Так звали односельчане Прокопа Дашкова. Прозвали за, мягко выражаясь, необычное поведение, которым тот в любом возрасте отличался от своих сверстников.

Будучи голоштанным мальчишкой, он, как и другие, очень рано начал ловить на самоловы птицу и зверя и, конечно, рыбу в реке Сыде, на которой стоял их поселок. Но делал это всегда не так, как другие, а по­своему. Чужой опыт ему был нужен постольку­поскольку, а личный, как известно, дается немалыми шишками. Вот, наш Прокоп и набивал такие шишки до глубокой старости.

Сначала это были безобидные промахи, приводящие, например, к потере уже отловленных тетеревов, так как свой самолов он «слегка модернизировал». Или к искусанной в кровь руке, так как взялся натаскивать бездомную собаку нетрадиционным методом. Справедливости ради надо сказать, что чудачества Прокопа приводили и к удачам. Как­то он смастерил такую удочку, что хариусы на нее хватались, как бешеные, и с ее помощью он облавливал даже взрослых.

«Мне так удобней», ­ говорил уже не молодой Прокоп, и шел в тайгу... с одним снаряженным патроном! Правда, отдельно нес порох, дробь, пули, пыжи и капсюли. И так во всем и всегда.

Бесшабашная смелость Прокопа окружающими тоже воспринималась, как чудачество. Мало кому из охотников выпадало «счастье» побывать в лапах медведя. Наш герой за свою жизнь испытал это трижды.

Первый раз с напарником Прокоп шел по «натаску» — следу в тайге от трехметрового обрубка ствола березы, привязанного к капкану, в который попал медведь. След завел в высокую траву, куда охотникам заходить не следовало. Но пятидесятилетний, казалось бы, уже мудрый Прокоп, пошел.

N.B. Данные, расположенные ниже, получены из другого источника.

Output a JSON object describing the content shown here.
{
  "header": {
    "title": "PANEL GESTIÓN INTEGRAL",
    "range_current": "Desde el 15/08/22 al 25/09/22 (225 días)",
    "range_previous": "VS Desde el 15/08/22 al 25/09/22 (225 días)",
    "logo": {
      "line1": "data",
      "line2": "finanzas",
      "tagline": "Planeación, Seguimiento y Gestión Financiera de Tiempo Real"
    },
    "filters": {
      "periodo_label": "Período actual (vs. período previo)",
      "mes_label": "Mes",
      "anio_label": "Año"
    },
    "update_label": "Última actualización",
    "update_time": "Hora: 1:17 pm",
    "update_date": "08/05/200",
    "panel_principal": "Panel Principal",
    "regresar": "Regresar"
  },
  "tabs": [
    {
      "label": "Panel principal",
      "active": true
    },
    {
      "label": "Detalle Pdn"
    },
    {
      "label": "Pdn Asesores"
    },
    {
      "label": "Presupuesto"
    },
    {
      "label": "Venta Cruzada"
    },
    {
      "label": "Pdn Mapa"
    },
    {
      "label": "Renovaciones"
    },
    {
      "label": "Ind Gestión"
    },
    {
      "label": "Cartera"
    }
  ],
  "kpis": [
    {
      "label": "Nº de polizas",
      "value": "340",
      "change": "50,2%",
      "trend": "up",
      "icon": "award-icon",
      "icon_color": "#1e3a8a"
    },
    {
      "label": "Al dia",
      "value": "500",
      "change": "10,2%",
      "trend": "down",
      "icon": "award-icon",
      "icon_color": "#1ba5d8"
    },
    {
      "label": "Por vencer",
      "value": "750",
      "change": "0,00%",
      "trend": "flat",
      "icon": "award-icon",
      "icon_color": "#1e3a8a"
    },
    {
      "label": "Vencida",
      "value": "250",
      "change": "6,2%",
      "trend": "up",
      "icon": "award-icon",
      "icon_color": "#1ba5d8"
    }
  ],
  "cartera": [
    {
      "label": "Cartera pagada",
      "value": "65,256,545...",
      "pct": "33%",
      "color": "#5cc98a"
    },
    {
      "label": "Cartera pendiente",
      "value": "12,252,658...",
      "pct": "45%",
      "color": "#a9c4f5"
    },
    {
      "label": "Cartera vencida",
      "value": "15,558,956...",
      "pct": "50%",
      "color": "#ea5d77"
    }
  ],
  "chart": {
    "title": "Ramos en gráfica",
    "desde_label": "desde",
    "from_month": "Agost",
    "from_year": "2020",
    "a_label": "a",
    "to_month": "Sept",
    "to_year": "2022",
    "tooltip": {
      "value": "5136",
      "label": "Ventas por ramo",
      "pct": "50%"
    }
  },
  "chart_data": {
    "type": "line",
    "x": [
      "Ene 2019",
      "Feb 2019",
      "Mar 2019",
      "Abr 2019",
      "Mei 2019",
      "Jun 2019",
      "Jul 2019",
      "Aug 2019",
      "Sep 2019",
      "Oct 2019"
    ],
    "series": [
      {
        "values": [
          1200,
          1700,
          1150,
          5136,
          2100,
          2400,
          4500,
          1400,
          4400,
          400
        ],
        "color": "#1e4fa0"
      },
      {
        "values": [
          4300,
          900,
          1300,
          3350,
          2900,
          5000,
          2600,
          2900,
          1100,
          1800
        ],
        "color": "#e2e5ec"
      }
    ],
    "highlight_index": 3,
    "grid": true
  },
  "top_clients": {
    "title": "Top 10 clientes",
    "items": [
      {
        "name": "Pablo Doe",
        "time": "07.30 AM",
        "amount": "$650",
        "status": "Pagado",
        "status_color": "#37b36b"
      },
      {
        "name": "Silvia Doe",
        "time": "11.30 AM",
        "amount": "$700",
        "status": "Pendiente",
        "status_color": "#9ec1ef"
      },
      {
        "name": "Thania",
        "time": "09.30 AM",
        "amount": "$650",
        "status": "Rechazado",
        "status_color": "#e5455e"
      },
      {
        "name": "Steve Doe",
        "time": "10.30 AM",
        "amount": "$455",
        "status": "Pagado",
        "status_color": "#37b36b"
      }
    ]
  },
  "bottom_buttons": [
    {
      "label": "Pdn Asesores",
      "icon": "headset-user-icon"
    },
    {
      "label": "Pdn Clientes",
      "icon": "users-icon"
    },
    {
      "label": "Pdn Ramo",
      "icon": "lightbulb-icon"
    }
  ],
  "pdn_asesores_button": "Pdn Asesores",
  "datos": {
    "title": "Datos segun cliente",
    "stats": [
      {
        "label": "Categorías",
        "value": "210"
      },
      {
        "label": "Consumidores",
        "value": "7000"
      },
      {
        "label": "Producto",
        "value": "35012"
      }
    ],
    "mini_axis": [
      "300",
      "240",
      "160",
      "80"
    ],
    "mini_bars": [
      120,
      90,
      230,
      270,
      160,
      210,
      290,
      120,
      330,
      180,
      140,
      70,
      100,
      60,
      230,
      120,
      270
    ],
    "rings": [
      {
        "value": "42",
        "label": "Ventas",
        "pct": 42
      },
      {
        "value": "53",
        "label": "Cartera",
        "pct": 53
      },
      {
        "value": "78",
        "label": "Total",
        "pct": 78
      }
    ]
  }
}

Здесь его и накрыл хозяин тайги, который давно почуял преследователей, дал петлю и залег на своей тропе. Если бы охотник, шедший вторым, одним выстрелом не свалил зверя, угодив ему пулей в сердце, так легко бы не обошлось. В данном случае «легко» — это значило частично снятый скальп и прокушенная в двух местах рука.

Проведенные полгода в больнице, похоже, ума Прокопу не прибавили. В следующий раз охотники брали медведя на берлоге. Для этого вход в зимний дом зверя перегораживается крест на крест двумя жердинами, чтобы медведь не мог быстро выскочить из него. Так вот, то ли жердины были плохо закреплены (то есть по своему, по­прокопски),толи не так установлены, только зверя ничто не остановило, и он сходу насел на бедолагу.

Напарник струсил, и, бросив ружье, скрылся в тот же миг за огромной елью. На этот раз охотнику повезло, так как могучий зверь нанес ему только материальный ущерб: переломил ружье и, содрав с него ватные штаны, разорвал их в клочья. И убежал.

После этого случая слава о Прокопе­чудаке по обширному таежному краю еще больше укрепилась, ибо никто не мог припомнить, чтобы охотник возвращался с охоты... без штанов. Да еще зимой!

Третий раз наш герой побывал под шатуном. Тут уж скорее зверь охотился за человеком, нежели наоборот. Было это зимой, в глухую, бескормную пору, когда, по какой­то причине вынужденный бродить по лесу медведь, был голоден и потому зол на весь белый свет. Нападение было неожиданным, но, будучи уже под животом медведя, Прокоп сумел­таки сделать свой единственный выстрел. Причем, удачный выстрел. Огромный медведь обмяк, деранул напоследок еще раз своими длиннющими когтями­крючьями ватник на спине Прокопа, и рухнул на охотника. Уже мертвый, он все же отомстил своему противнику, и так придавил человека, что вывихнул ему руку. С бездействующей рукой и острой болью в плече, Прокоп насилу выбрался из­под многопудовой туши.

Сейчас доподлинно неизвестно какими были последние дни старого сибиряка. Но память о Прокопе­чудаке в Красноярском крае жива и поныне.